Um esquema de MICDDRP é representado na Figura 1. A marcação do DNA e do RNA é seguida por imunocoloração. O uso de amplificadores ramificados aumenta o sinal, permitindo a detecção de moléculas únicas de ácido nucleico.

Figure 1
Figura 1: Esquema do MICDDRP e fluxo de trabalho passo a passo. (A) O sinal de bDNA é amplificado através de DNAs pré-amplificadores e amplificadores ramificados para melhorar a detecção de DNA viral (1) e espécies de RNA (2). As sondas de oligonucleotídeos são hibridizadas em pares (ZZ em esquema) para alvo(s) de interesse, criando um andaime para pré-amplificador (Amp 1-FL, Passo 6 no Protocolo), amplificador (Amp 2- & 3-FL) e sondas fluorescentes (Amp 4, Passo 9 no Protocolo). Consulte a Tabela 4 para escolher o Amp 4 (A, B ou C)-FL apropriado para ISH multiplexado. A marcação do ácido nucleico é seguida por proteínas imunocorantes de interesse (3). (B) Treze etapas principais no protocolo MICDDRP com estimativa da duração do tempo para cada respectiva etapa. Por favor, clique aqui para ver uma versão maior desta figura.

A aplicação do MICDDRP para estudar o curso da infecção pelo HIV-1 tem sido uma ferramenta útil no rastreamento da cinética de replicação viral em células primárias. Como prova de conceito desse procedimento, o DNA, o RNA e a proteína do HIV-1 são simultaneamente marcados e visualizados microscopicamente no nível de célula única (Figura 2).
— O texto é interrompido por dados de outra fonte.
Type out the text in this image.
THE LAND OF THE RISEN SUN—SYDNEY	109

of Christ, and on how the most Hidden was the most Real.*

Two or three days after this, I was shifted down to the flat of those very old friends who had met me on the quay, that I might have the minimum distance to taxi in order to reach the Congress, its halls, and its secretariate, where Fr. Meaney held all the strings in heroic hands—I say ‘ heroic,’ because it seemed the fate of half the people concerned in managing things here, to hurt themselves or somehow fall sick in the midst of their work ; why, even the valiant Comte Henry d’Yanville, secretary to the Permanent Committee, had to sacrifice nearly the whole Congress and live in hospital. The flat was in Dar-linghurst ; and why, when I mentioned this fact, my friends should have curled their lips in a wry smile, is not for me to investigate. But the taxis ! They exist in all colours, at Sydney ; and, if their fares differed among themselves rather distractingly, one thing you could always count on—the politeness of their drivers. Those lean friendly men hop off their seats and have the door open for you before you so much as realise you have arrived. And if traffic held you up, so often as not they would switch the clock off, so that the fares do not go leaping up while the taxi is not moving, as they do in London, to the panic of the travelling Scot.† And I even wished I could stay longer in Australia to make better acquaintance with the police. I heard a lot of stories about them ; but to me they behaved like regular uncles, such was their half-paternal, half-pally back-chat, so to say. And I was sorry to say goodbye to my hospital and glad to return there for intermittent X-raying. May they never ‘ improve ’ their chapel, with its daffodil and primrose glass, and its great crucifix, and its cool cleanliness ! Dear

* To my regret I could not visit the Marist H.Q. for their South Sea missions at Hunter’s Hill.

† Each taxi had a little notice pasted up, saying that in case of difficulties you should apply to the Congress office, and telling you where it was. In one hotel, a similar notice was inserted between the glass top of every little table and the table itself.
Dois genomas de DNA do HIV-1 são visualizados em uma única célula, pois estão transcrevendo ativamente o RNA viral (vRNA). O vRNA foi exportado através do complexo de poros nucleares e a proteína viral é sintetizada no citoplasma.

Figure 2
Figura 2: MICDDRP de células mononucleares primárias do sangue (PMBCs) infectadas com HIV-1. PMBCs infectados com HIV-1 (NL4.3) em uma multiplicidade de infecção (MOI) de 2. As células foram fixadas 48 horas após a infecção (IPH). (A) Sonda HIV-1 bDNA FISH (marcada com ATTO 550; vermelho na Figura). Esta sonda hibridiza para o molde (3'<-5') fita de vDNA para evitar o crosstalk com o sentido (+) vRNA. (B) RNA HIV-1 não emendado (marcado com Alexa 647; verde na Figura). A sonda de vRNA HIV-1 hibridiza para transcritos virais transcritos na orientação 5'—>3'. (C) Imunocoloração da proteína do capsídeo do HIV-1 (p24) (anticorpo secundário conjugado ao Alexa 488; figura branca). (D) Imagem mesclada. A barra de escala representa 5 μm. Os núcleos foram corados com DAPI (azul). Para o preenchimento do DNA HIV-1 (sonda de DNA C1) com ATTO 550 e RNA HIV-1 (sonda de RNA C3) com Alexa 647, respectivamente, as amostras foram incubadas com Amp 4-FL 'B' (Consulte a Tabela 4 em Protocolo para escolher as cores de canal apropriadas para sondas de hibridização). Por favor, clique aqui para ver uma versão maior desta figura.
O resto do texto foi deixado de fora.